A quick top-up of water into the reservoir and I was ready to power up again for the first time in more than a month.
And the beast lives! If you look close, the screen is stopped on a BIOS error because there's no CPU fan. Which is a reasonable error since there is no CPU fan. Some quick BIOS tweaks took care of that.
So, remember when I said there was two problems? The first one is now resolved - the machine is back to life with a motherboard transplant. Problem number two is how to avoid cooking the motherboard again. Within minutes of powering up, running no high load software (like SETI@Home), the machine is already at 44C. Add SETI@Home and the temperature immediately rises a couple of degrees, causing the fan controller to turn up the fan to cool it back down again.
Fire up Half Life 2... well, I wasn't going to do that again.
I found the answer at Sprite - the guys I get most of my gear from. For whatever reason, they happened to have an Innovatek RADI-Dual in stock. I don't know why, they'd never sell the thing... well, okay, maybe not never.
This radiator is twice the size of the ones that I use in the case, and has mountings for two 120mm fans. It wouldn't fit in the case, but it would offer a whole bunch more cooling. Would it be enough? With it immediately available, it was too easy not to try it.
I mounted a pair of ultra-quiet Vantec 120mm fans, directly powered... I've burned up a couple of these lovely fans with controllers, so I didn't want to take the chance. And besides, even at full power these fans only generate 28dB of noise, so you can't hear 'em at all.
To connect the radiator into the loop I disconnected the top-side connector of the existing radiator and moved it to the bottom feed on the new radiator, then added a new hose from the top connector of the new radiator down to the old radiator. Powered up and started adding water to the pump reservoir as fast as I could to fill that new radiator. Several ounces later, everything was full and ticking along.
Its a little on the Mad Max side of things, but it sure does work!
Check out the front view of the machine, you can see the temperature of the water - just below 31C!
When I fired up SETI@Home, the temperature didn't move at all. So then the real test: play some Half Life 2. After one hour of play, the water temperature got to 32C. Methinks the fix is in!
Obviously, the system can't stay like this. But I'm afraid the only real answer to this problem is going to be much more radical: converting to central water cooling. That would involve putting a set of pumps, radiators and reservoir inside the server closet and running hoses through the walls to the two workstation bays in the office.

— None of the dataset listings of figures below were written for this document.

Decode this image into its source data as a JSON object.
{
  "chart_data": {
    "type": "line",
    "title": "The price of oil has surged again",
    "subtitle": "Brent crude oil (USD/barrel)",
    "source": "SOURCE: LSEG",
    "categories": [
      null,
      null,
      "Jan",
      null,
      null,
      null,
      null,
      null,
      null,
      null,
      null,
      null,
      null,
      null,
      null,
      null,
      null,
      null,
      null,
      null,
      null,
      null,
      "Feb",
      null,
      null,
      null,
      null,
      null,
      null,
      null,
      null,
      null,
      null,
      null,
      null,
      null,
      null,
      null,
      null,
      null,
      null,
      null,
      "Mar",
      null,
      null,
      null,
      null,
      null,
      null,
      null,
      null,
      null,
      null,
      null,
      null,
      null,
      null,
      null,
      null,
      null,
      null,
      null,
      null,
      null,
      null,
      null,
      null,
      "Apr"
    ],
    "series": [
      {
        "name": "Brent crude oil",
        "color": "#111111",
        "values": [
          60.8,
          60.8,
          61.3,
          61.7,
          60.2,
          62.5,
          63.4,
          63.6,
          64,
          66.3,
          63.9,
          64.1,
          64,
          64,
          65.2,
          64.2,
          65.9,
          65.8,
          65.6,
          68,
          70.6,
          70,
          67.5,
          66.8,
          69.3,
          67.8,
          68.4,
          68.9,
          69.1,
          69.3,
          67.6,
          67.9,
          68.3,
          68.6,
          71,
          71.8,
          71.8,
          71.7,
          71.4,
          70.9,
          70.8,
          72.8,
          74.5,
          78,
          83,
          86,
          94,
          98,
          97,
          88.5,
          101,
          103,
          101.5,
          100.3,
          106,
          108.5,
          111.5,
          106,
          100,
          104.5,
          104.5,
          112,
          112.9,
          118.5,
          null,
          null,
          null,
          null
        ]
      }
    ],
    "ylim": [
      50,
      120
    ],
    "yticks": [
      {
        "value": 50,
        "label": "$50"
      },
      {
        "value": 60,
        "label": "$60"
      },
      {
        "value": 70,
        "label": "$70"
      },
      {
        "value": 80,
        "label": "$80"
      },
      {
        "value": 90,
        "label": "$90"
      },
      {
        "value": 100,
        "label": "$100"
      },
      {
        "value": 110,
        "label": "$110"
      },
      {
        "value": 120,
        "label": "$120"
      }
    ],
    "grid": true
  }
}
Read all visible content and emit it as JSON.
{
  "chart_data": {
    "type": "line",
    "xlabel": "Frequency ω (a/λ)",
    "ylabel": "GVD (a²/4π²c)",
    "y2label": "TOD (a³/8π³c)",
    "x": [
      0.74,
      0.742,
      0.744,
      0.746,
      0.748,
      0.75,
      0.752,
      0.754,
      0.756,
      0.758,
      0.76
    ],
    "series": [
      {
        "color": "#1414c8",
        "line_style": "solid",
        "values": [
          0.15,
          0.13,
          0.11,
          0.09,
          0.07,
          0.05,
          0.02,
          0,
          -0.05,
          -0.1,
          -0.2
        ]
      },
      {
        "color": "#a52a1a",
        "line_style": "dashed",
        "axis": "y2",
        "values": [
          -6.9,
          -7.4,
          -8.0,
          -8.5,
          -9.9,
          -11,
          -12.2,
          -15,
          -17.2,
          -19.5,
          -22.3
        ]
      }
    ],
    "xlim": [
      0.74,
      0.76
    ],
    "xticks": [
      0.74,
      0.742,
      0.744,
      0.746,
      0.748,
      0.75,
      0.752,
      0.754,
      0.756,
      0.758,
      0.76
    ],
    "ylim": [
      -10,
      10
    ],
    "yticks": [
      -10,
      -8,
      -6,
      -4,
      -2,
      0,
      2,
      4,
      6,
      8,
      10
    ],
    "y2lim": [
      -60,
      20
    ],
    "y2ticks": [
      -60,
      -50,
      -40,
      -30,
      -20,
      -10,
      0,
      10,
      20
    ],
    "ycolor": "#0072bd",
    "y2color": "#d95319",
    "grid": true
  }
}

The same way that you have a wall plate for power and a wall plate for network access, there would be a wall plate with water input and output. Then you'd just plug the machines in.
There are a bunch of advantages to the central water cooling solution. The first is that there will be a lot more water, and that water will be chilled. So the ability to cool will increase substantially. The machines will be even quieter having no fans (except the whisper fans in the power supply), no pumps and no radiators. Another huge bonus will be that the heat of the machines will actually be taken out of the room, being dumped into the server closet with its great big AC unit.
The downside is that the machines are no longer self-contained for cooling. When I have to service them, I'd need to use an external water cooling module, something like the CoolerMaster Aquagate or the Koolance Exos 2. All resolvable stuff.
So, for the moment, everything seems to be functioning here in water cooling land. I'm watching Phillip closely for any water leaks, I'm a bit concerned that the heat event might have damaged some seals. But so far, so good.